Inevitably, an inflationary economy shines a spotlight on what companies can do to control expenses. Soaring costs don't only impact people trying to buy life's essentials. They're also a concern for business owners struggling to adapt.

When decision-makers use data and analytics to identify strategies that are and aren't working, they can often discover new cost-saving measures. Here are some ways data can help your business reduce expenses, too.

1. Target Your Marketing Efforts

When the C-suite discusses cost cutting, the marketing budget is a frequent target. It's easy to see why, since average design and production expenses for national TV and print ads can cost millions.

More affordable digital mediums, such as PPC ads, still eat up thousands of dollars per campaign. And each potential lead or customer that those efforts don't convert is wasted time and money.

For marketing to be effective, it has to reach the right customer at the right time with the right message. With the help of analytics, survey responses, and A/B tests, companies get a clearer picture of which promotion efforts work. 

Experimenting with different copy, media, and audiences is one way to figure out the correct answers for your business. However, you need data from the results of those experiments to reach accurate conclusions. Everything from visitor activity on your website to influencer attribution metrics is an opportunity to learn what prompted -- or didn't prompt -- customers to make a purchase. It's vital to make sure that your website load speed on your website is fast. Each second a page loads can cost a website 5% of it's traffic. 

2. Optimize Supply Chains

Any business that delivers physical products to customers depends on supply chains working as designed. Getting something from a manufacturer into the hands of a consumer requires the cooperation of every moving piece in a distribution network. While distribution strategies vary between businesses, direct store delivery (DSD) companies offer an illustration of how you can use data to cut supply chain costs.

A typical DSD distribution strategy involves sending sales reps and merchandisers to call on stores using company-owned fleet vehicles that follow predefined routes. DSD companies like Frito-Lay use data such as sales volume, vehicle drive time, and GPS tracking to improve their efficiency. With this data, leaders can design routes and sales territories to reduce fuel costs and the time it takes for the right products to reach the right stores. The upshot is reduced expenses and increased sales opportunities.

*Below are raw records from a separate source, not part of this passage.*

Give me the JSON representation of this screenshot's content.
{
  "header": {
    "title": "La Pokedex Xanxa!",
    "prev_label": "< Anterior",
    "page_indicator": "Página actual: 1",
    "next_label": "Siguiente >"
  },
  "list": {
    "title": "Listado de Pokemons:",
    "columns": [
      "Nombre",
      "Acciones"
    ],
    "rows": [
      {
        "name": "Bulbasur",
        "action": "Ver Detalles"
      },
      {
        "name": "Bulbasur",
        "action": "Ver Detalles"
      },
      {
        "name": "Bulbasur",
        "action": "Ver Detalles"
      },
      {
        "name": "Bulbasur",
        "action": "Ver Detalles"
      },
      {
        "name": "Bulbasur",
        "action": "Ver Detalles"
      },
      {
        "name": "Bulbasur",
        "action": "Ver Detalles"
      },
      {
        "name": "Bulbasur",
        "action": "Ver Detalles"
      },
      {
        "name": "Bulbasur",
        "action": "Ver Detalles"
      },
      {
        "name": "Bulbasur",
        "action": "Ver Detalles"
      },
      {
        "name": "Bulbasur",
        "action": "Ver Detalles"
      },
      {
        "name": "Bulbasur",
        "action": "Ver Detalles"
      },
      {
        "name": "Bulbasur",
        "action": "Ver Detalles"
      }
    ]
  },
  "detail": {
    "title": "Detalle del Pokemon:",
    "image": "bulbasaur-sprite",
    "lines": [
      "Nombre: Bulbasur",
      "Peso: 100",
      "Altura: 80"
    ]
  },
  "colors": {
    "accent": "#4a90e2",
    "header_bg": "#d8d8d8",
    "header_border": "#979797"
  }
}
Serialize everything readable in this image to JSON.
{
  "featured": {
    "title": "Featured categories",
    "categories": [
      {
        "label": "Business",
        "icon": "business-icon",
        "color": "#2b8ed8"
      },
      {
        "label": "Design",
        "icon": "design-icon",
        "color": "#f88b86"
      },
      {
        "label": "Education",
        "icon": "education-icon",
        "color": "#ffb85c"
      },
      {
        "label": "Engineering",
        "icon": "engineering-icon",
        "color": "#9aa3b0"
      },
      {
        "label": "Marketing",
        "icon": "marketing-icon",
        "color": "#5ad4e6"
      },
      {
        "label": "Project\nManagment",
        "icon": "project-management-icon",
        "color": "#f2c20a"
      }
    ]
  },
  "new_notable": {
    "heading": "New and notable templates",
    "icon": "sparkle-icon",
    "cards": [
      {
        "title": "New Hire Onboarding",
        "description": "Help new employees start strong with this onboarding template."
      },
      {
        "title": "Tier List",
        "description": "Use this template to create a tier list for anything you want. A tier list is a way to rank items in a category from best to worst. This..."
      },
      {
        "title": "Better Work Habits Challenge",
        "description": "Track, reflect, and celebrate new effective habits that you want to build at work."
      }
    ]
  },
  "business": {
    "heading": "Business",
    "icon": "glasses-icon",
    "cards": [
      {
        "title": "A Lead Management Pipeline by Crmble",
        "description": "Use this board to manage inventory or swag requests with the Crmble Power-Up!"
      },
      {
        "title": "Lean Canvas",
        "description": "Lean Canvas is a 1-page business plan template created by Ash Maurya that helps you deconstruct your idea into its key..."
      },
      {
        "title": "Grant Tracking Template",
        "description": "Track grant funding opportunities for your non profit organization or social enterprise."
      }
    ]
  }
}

One example of this is the recent growth of Tradefull. They use data to help eCommerce companies streamline supply chains by using tools such as warehouse management software. This tech helps shippers with multiple warehouses sift that data to choose the most cost-effective warehouse from which to ship products. Decisions are based on location, which saves the business money and gets products to customers faster, representing a solid Win-Win. No matter your company's distribution model, leveraging the right data will enable you to cut supply chain costs.

3. Reduce Employee Turnover

Employee engagement experts agree that it costs much more to hire employees than it does to retain them. Current estimates show businesses spend up to twice a worker's annual pay when turnover occurs. While it's true that companies can't prevent every employee from leaving, managers can use data to mitigate a mass exodus.

Information from exit interviews reveals mismatched expectations, culture problems, and training opportunities. However, exit interviews aren't exactly opportune times to prevent people from walking out the door. Rather, companies that gather the right data can spot signs of dissatisfaction long before employees turn in their resignation letters.

Use staff surveys, engagement platforms, one-on-one meetings, and onboarding and coaching sessions to glean the necessary information about employee sentiments. These insights make it easier to correct training gaps and leadership or communication failures promptly, before they incite costly resignations en masse.

Education opportunities are an important part of limiting turnover. It's no secret that if you help an employee become better that they may have an increase in loyalty towards your company. Studies have shows up to 44% of employees are more likely to continue employment if there are educational opportunities. 

Companies will always be looking for ways to streamline costs. It's part of Business 101. But it's the full use of data that can improve your accuracy and results.